No that's not scrum, as any "scrum master" will tell you ... scrum imposes it's own artificial cadence.
This is kanban ... just culminating in a release event anything from weeks to months in the future (driven by time factors independent of dev management i.e. actually having to produce something as a business). I mean nobody can seriously be proposing no time bound on kanban (please clear the board this decade?)
If you're behind schedule pausing for a ridiculous high school level show and tell will only delay you more ... and if you're ahead of schedule, just keep doing what you're doing right.
What kanban provides is visibility, how much you're getting done. Scrum sacrifices momentum for theatre.
Yes, a professor I had called it "cinnamon bun," and it's been a thing since at least the early 90s. Waterfall doesn't have to be end-to-end.
In my experience it's better to have more than a 2 week cycle though. I've seen it at 3 months and 6 months, both worked fine. Even if waterfall is end-to-end, it should still be broken up into phases for sanity checks.

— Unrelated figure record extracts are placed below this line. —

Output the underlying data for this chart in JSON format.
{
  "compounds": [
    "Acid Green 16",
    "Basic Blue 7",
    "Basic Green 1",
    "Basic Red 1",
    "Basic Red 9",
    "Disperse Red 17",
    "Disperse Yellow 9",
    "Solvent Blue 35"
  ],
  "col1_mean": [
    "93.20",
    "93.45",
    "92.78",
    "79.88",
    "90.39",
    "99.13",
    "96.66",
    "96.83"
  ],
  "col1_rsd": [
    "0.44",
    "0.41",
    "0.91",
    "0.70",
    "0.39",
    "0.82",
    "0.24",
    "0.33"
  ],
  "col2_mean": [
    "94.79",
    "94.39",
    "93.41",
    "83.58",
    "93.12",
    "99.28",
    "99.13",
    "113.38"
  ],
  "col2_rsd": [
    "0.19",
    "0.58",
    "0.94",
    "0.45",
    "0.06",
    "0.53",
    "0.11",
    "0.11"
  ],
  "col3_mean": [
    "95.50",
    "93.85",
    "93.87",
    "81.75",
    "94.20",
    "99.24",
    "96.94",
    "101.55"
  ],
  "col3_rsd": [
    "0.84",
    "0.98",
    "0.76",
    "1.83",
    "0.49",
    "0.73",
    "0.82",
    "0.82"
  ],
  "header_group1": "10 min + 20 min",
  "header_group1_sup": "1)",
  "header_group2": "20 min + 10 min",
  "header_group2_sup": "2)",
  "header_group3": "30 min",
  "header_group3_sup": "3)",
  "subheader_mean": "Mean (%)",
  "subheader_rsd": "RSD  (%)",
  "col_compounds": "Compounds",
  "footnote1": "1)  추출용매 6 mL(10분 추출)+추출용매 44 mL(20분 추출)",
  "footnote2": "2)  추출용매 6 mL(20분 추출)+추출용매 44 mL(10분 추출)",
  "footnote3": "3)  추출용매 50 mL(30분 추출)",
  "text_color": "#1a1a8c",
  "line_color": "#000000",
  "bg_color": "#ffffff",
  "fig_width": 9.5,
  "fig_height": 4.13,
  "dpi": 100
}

Scrum specifies fixed time and quality ("definition of done"), with scope as the flexible variable, as tasks get pushed out of each sprint.
Kanban specifies fixed scope and quality, letting time be the floating factor for each task.
Waterfall specifies fixed time and scope, with the inevitable result that quality has to give way.
There are some applications that Scrum does fit better than Kanban, notably anything tied to a real world calendar, say a scheduled live event or a school year or holiday or other seasonal concern. But yes, most businesses don't need to be time-boxed with Scrum anywhere near as much as they think they do, particularly given how much of that time is always consumed by organizational friction around the time-boxing negotiations.
(What happens if you do try to constrain and specify all three? We call that a death march. Actually, time invisibly flexes as workers cram in effort at a higher pace, until they burn out and then you're back to quality implicitly or time explicitly giving way unless you reduce scope.)